Applying the Markov Blanket: To completely isolate the "Sprinkler" (S) node, you need its parent (Cloudy), its child (Wet Grass), and its child's co-parent (Rain). Therefore, $M B (S) = {C, W, R}$ .

Solving an Example Inference

This slide runs a standard joint probability calculation on the new network, finding $P (c, \neg s, r, w)$ .

Using the Chain Rule: $P (c) \cdot P (\neg s | c) \cdot P (r | c) \cdot P (w | \neg s, r)$ .
The result is $0.5 \times 0.9 \times 0.8 \times 0.9 = 0.324$ , or 32.4%.

Numerical Inference & "Explaining Away"

This section uses the Markov Blanket to perform inference on the "Sprinkler" node.

Scenario: You observe that it is Cloudy, Raining, and the Grass is Wet.
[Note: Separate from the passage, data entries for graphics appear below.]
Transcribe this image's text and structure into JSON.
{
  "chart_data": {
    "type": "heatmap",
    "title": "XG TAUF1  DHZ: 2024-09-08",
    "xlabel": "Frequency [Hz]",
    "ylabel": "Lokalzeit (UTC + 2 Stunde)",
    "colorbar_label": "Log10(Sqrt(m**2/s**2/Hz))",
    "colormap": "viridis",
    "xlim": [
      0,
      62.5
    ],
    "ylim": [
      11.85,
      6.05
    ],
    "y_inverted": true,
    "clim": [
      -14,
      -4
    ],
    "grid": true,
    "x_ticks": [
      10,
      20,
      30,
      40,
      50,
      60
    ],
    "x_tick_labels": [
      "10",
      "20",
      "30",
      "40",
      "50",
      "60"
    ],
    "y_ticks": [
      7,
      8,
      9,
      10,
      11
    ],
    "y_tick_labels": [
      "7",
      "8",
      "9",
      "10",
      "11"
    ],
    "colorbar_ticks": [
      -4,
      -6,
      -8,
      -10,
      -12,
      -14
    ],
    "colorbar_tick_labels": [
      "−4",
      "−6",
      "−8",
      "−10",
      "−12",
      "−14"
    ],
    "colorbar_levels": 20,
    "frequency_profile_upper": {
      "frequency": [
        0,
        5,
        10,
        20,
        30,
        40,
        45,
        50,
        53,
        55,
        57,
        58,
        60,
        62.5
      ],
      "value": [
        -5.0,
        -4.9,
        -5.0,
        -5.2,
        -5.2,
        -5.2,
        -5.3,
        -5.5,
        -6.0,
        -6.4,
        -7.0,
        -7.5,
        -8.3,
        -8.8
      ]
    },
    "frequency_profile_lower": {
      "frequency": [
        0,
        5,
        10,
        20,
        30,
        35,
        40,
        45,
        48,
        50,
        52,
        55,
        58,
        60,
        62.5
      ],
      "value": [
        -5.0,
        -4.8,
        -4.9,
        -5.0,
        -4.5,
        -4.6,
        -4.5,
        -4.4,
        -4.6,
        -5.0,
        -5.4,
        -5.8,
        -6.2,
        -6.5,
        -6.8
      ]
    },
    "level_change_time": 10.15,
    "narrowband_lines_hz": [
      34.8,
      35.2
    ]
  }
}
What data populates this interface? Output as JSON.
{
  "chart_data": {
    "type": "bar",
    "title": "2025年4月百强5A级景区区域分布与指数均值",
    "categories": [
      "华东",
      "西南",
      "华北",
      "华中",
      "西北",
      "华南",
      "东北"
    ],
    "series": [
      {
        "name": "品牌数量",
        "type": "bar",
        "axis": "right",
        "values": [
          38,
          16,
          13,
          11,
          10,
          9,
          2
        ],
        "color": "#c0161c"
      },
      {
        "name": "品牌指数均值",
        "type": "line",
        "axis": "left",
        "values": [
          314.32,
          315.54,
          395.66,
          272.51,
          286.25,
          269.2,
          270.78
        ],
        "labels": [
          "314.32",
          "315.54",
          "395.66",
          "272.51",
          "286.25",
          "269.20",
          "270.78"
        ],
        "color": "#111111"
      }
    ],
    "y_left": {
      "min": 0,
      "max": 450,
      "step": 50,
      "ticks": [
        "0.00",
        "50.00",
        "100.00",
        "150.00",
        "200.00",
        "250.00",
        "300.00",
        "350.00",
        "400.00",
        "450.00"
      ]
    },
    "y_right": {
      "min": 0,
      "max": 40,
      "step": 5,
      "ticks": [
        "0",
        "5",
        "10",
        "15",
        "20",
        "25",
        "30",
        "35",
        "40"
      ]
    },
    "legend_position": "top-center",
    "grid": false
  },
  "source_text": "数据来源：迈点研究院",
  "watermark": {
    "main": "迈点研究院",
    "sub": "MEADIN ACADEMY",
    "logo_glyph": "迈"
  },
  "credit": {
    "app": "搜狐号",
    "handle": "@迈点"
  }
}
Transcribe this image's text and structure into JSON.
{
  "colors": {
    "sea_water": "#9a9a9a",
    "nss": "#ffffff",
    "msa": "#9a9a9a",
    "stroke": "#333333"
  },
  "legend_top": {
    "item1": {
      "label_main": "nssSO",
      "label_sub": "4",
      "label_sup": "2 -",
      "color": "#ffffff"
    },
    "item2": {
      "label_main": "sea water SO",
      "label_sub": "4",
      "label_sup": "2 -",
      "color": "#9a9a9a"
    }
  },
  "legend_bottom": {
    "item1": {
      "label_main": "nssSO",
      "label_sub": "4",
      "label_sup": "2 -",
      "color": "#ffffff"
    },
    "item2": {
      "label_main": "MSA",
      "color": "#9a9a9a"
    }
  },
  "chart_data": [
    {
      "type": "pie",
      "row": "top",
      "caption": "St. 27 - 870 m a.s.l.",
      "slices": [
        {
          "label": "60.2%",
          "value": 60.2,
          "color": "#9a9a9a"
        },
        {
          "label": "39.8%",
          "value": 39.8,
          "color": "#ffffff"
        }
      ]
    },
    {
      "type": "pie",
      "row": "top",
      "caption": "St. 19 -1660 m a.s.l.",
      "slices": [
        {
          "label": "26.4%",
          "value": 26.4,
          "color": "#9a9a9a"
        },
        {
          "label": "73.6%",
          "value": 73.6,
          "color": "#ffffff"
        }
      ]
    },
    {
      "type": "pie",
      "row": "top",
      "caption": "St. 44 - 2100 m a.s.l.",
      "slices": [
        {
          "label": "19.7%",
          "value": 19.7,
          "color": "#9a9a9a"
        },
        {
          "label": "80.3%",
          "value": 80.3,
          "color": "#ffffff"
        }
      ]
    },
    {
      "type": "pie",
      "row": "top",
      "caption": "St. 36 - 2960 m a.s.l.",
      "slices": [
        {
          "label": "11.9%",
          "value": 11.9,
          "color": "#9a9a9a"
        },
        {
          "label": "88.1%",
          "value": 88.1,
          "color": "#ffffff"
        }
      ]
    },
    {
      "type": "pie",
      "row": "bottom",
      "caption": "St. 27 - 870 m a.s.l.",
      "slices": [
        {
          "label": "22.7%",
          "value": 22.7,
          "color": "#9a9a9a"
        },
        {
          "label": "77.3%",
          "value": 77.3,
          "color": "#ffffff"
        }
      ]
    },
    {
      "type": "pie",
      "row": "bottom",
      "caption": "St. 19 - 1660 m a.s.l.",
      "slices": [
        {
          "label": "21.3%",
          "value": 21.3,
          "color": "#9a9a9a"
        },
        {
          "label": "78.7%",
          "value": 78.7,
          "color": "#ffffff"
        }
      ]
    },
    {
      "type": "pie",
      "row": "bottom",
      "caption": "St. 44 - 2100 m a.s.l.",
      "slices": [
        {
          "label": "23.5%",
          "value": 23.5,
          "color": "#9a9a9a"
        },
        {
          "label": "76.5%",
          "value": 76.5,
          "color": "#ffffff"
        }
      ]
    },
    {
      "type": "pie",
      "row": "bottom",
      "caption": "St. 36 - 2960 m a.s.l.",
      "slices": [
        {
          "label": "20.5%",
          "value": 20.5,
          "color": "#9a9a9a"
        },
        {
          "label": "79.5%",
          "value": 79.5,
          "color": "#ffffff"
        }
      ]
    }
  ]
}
What is the probability that the Sprinkler is currently on?
By calculating the scores for the Sprinkler being ON ( $0.099$ ) versus OFF ( $0.810$ ) and normalizing them, the probability that the sprinkler is on is only $10.9 %$ .
Interpretation: Because you know it is raining, the rain "explains away" the wet grass, making the sprinkler highly unlikely to be the cause.

Local Semantics vs. Markov Blanket

The final instructional slide contrasts the two main properties.

Prediction (Local Semantics): Works top-down. If you know a parent state (e.g., it is raining), you ignore ancestors because the parents "shield" the node.
Inference (Markov Blanket): Works bottom-up. When working backward from an effect (e.g., an employee is late), discovering one cause (an accident) will significantly decrease the probability of other competing causes, effectively "explaining away" the effect.